听见这个人的称谓是夫人后,章炎惊愕和变脸,骂其他人:不早带他去检查?快去处理!
叶津折似乎没有听见其他人喊他什么,他一点反应都没有,只过了三四秒后,只是双眼依旧有些怔忪,回答:我没有受伤。
手下犯难了,章炎说:马上带他去处理伤口。
于是顾衍白的人带叶津折去检查和处理,其实根本不用处理,叶津折身上就没有受到一点伤。

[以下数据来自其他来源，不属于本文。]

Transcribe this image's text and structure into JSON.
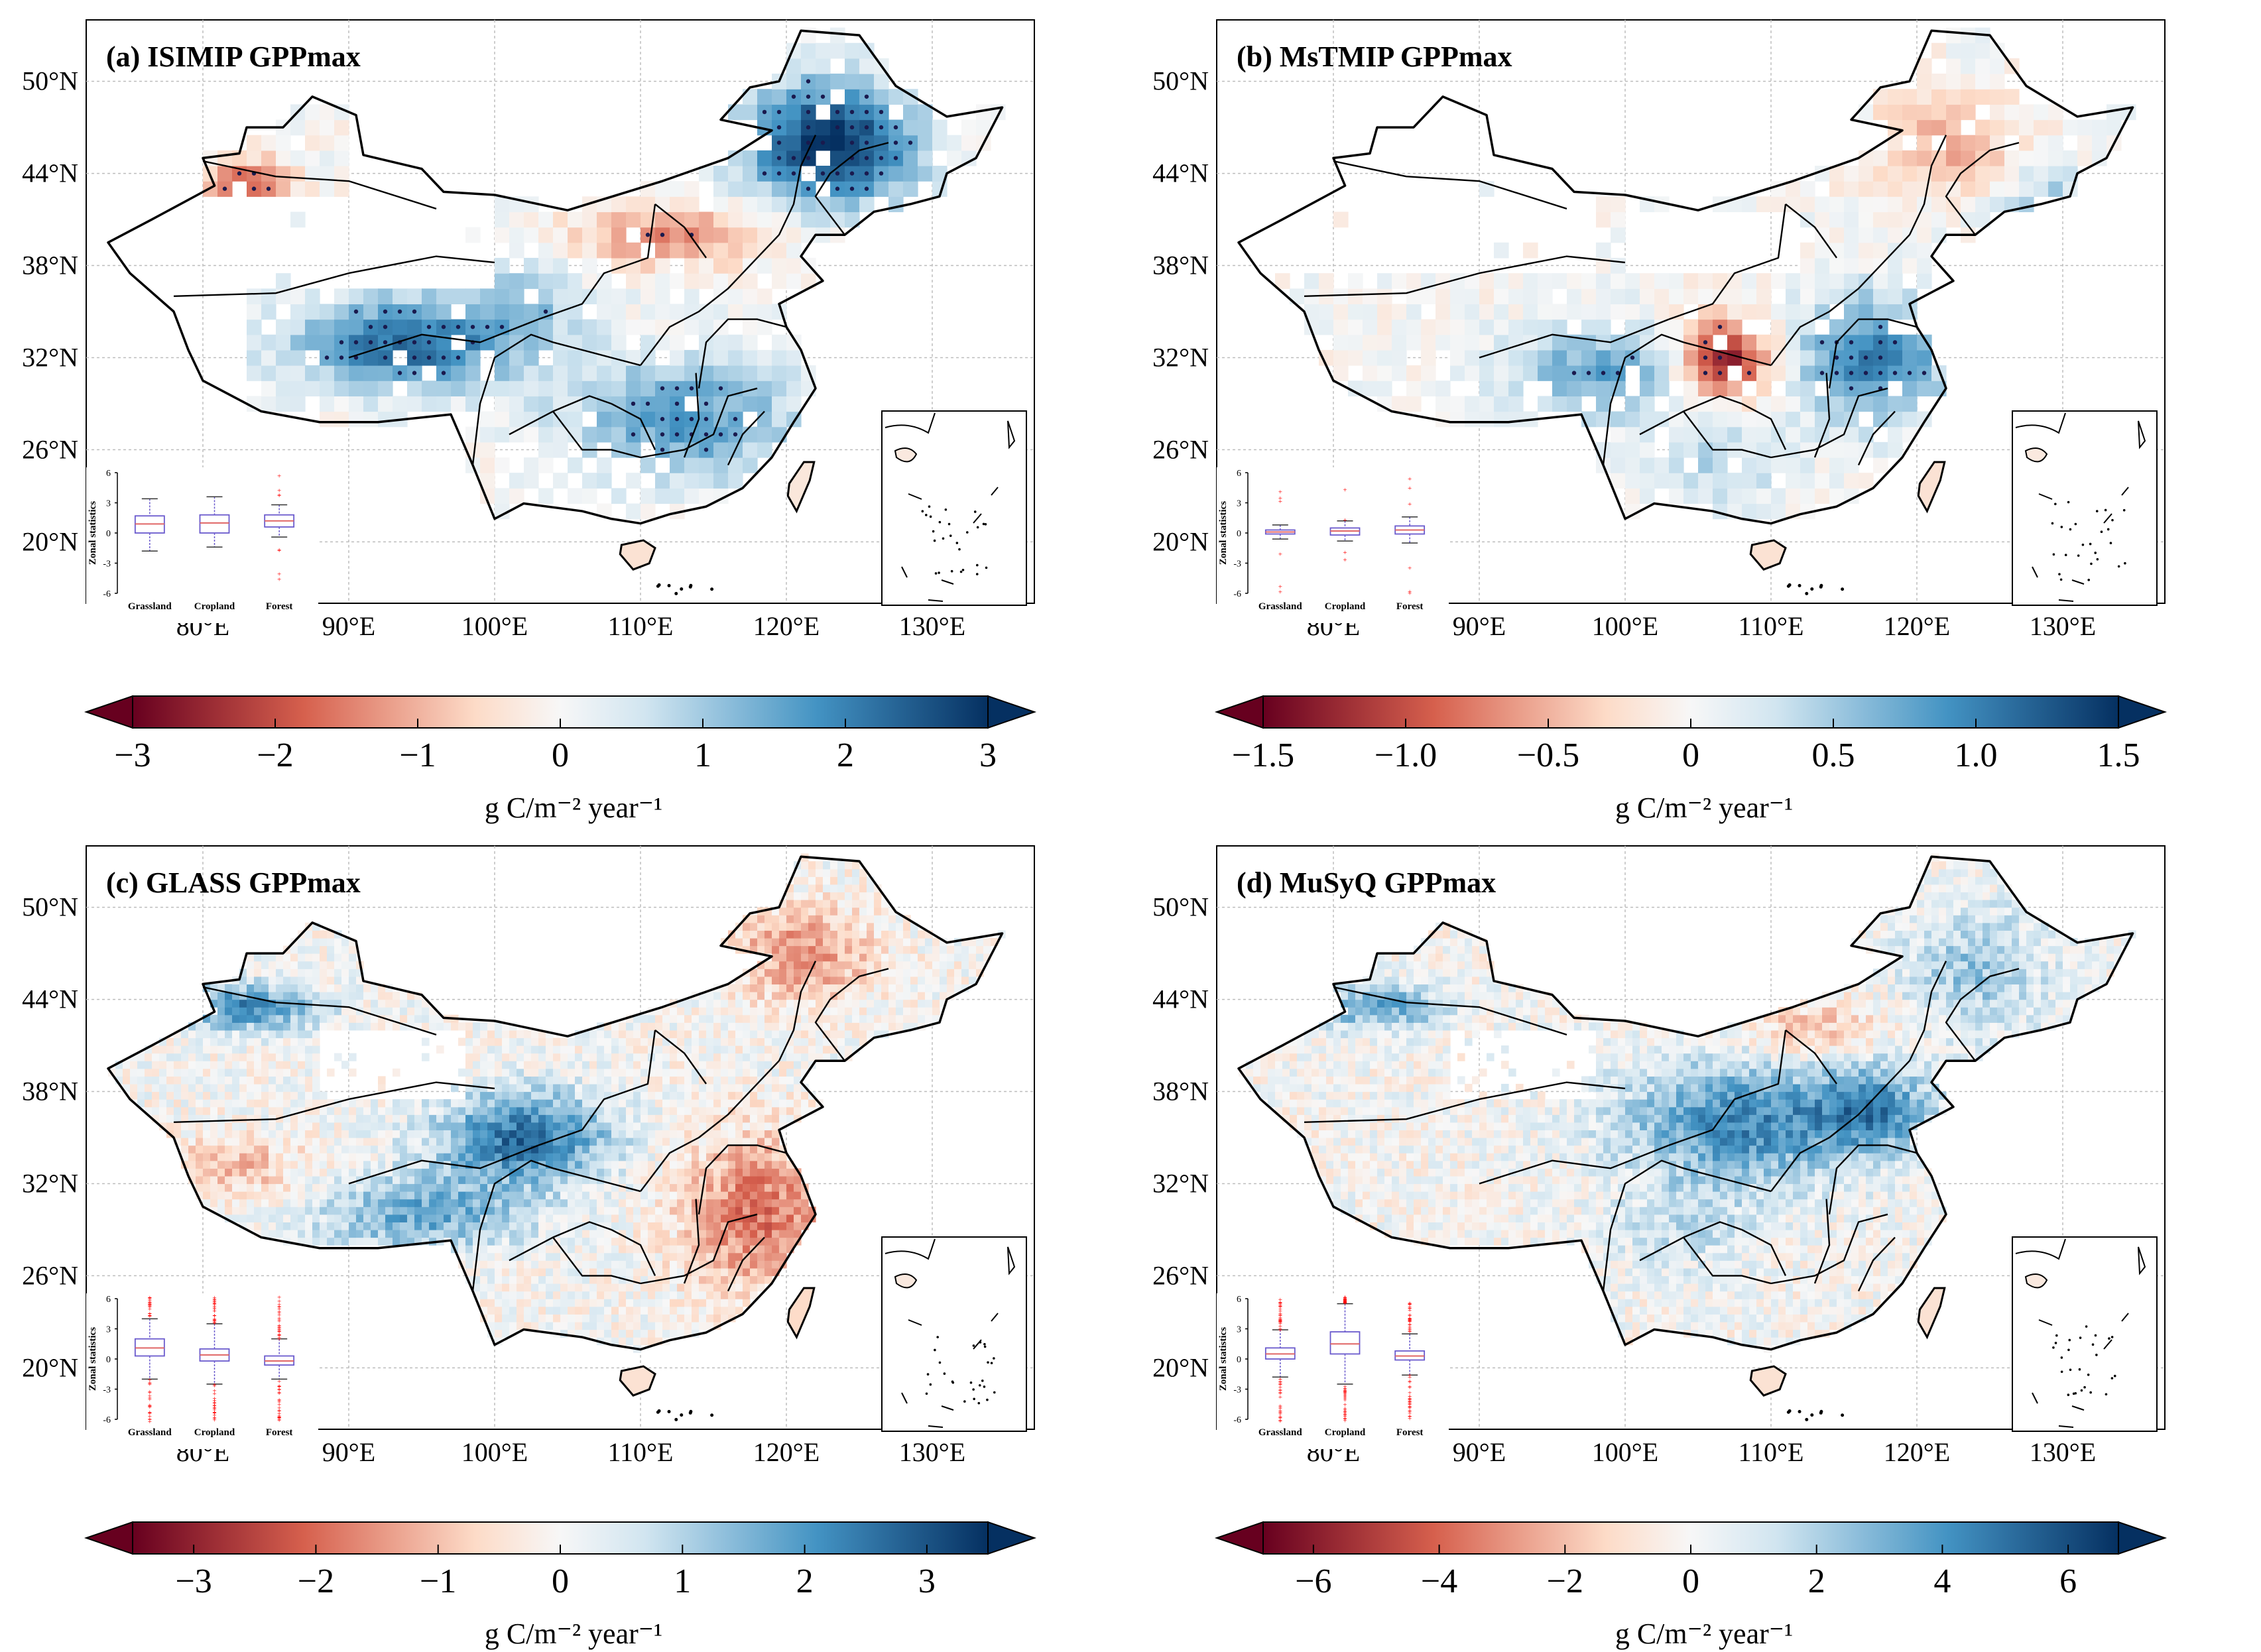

除了他异常的心理不安和往日噩梦浮现脑海里的惊恐,导致他脸色差到了一定程度。见到叶津折的人以为,叶津折似乎随时都很有可能倒下。
顾衍白依旧在急救室内,直到三个小时后,医生出来告知他们:患者的胸腔、左腹,以及右手手腕三处中枪,手腕手筋断了,还损伤了部分神经。他的右手即便康复后,很可能是不能使用的。
叶津折默然地听着医生的话,他浑身有点发憷。
叶津折刚出去处理伤势时,章炎了解了一下他们袭击的状况。这时候章炎看了一眼叶津折,这个人年纪很小,他大抵和顾衍白真实年龄差不多。
顾衍白喜欢他,也是情理之中。不过这份喜欢,在章炎眼中看来,也不过是未经峥嵘,青春萌动时期的一时好感。
家主绝对不能为了其他人而受伤或牺牲的。
可是,顾衍白居然为他挡枪,太不可思议。
不用使用是什么意思?叶津折轻声重复着主刀医生的话术的内容,问道。
医生再说点直白些可能就会挨揍了。只能委婉:只是初步的给家属的一个提醒。后续也有可能会恢复得很好,能完全痊愈恢复成从前那样。这也不是没有可能的。
顾衍白从抢救室里转移到了重症病房,顾衍白依旧是双目阖着昏迷中。
因为刚转了重症病房,他的住院主治医生和护士们过来。看见顾衍白的药单上要服药,可是他们看着顾衍白昏迷的状态,说:怎么还开了个口服的药?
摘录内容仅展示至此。